In a recent column, I detailed some of the history of the Confederate monument in Forsyth Park. In Sunday’s paper, Dash Coleman reported further on the monument’s history and explored other important issues.
Less than two months have passed since Mayor Eddie DeLoach called on city officials to explore ways to “expand the story” of the Confederate monument, but several key themes have already emerged.
For starters, we should remember that Savannah’s Confederate monument was erected by grieving citizens, who began raising money in the immediate aftermath of the Civil War. In other words, the memorial in Forsyth Park seems different in important ways from the many Confederate memorials that were erected long after the war, often as symbolic statements supporting racial segregation.
At the same time, while the monument in Forsyth might have been on the southern fringe of the city in 1879, it is now one of the city’s most prominent memorials. Forsyth Park is a favorite destination for both locals and tourists, and the sheer scale of the monument suggests greater importance than the other memorials on the Bull Street axis. What does that say to us today?
There hasn’t been much public discussion – at least not yet – about the busts of two Confederate officers that flank the larger memorial. Those statues were added decades later after being moved from a square to make room for another monument. The specificity of those memorials seems at odds with the funereal quality of the larger monument, which is dedicated simply to “the Confederate dead.”
Mayor DeLoach’s early statements about the memorial and the public reaction to them suggest that city officials might ultimately recommend adding elements to the monument, which doesn’t have a historical marker or any other explanatory text.
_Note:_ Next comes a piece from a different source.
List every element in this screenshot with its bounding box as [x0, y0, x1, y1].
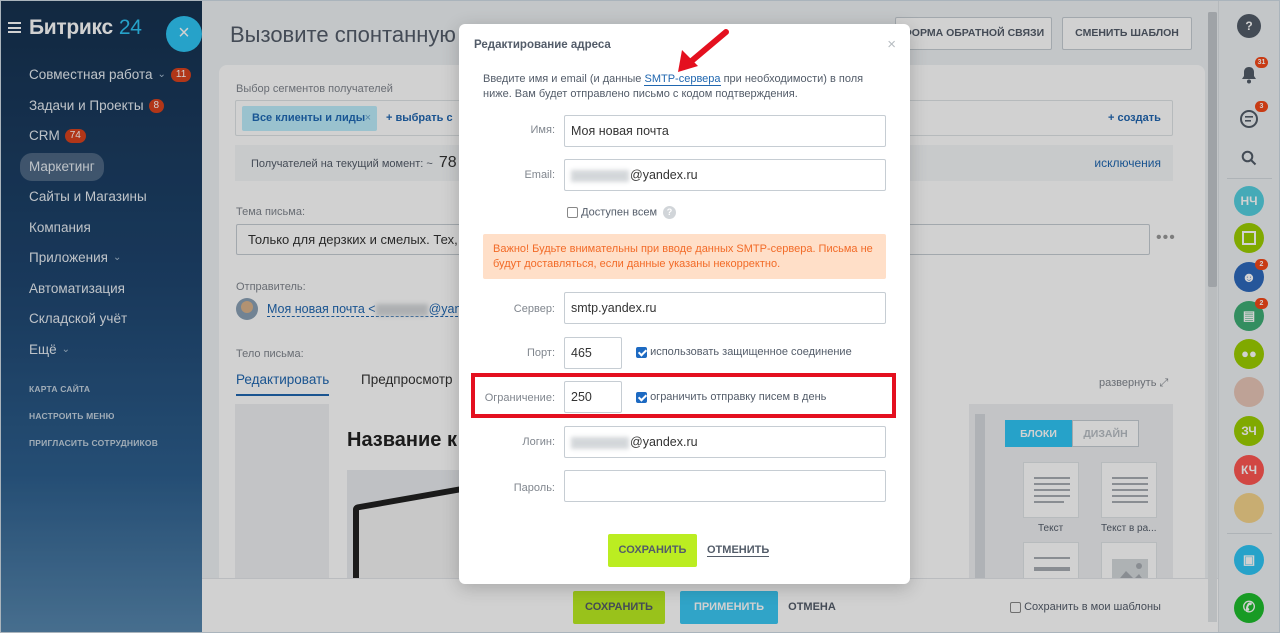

There is a broader backdrop to these discussions. Savannah has a number of monuments and important sites honoring black history, and there are laudable ongoing efforts to tell a more inclusive story of the city, but it seems clear that there is more work to be done – much more.
In 2014, Ron Stodghill wrote in the New York Times: “A visitor could easily spend a week sauntering along the city’s haunting boulevards and leave without a clue about the essential role Georgia’s oldest African-American community has played here.”
Many Savannahians were upset by some of the details in the lengthy article, but it’s hard to dismiss Stodghill’s thesis.
Solutions, however, are difficult, especially considering the cost of adding new monuments and maintaining old ones. As Eric Curl reported recently, we have 32 monuments that are “high priority” for repairs, including the Confederate memorial in Forsyth.
I will certainly return to some of these issues as the public discussion continues and concrete proposals are made.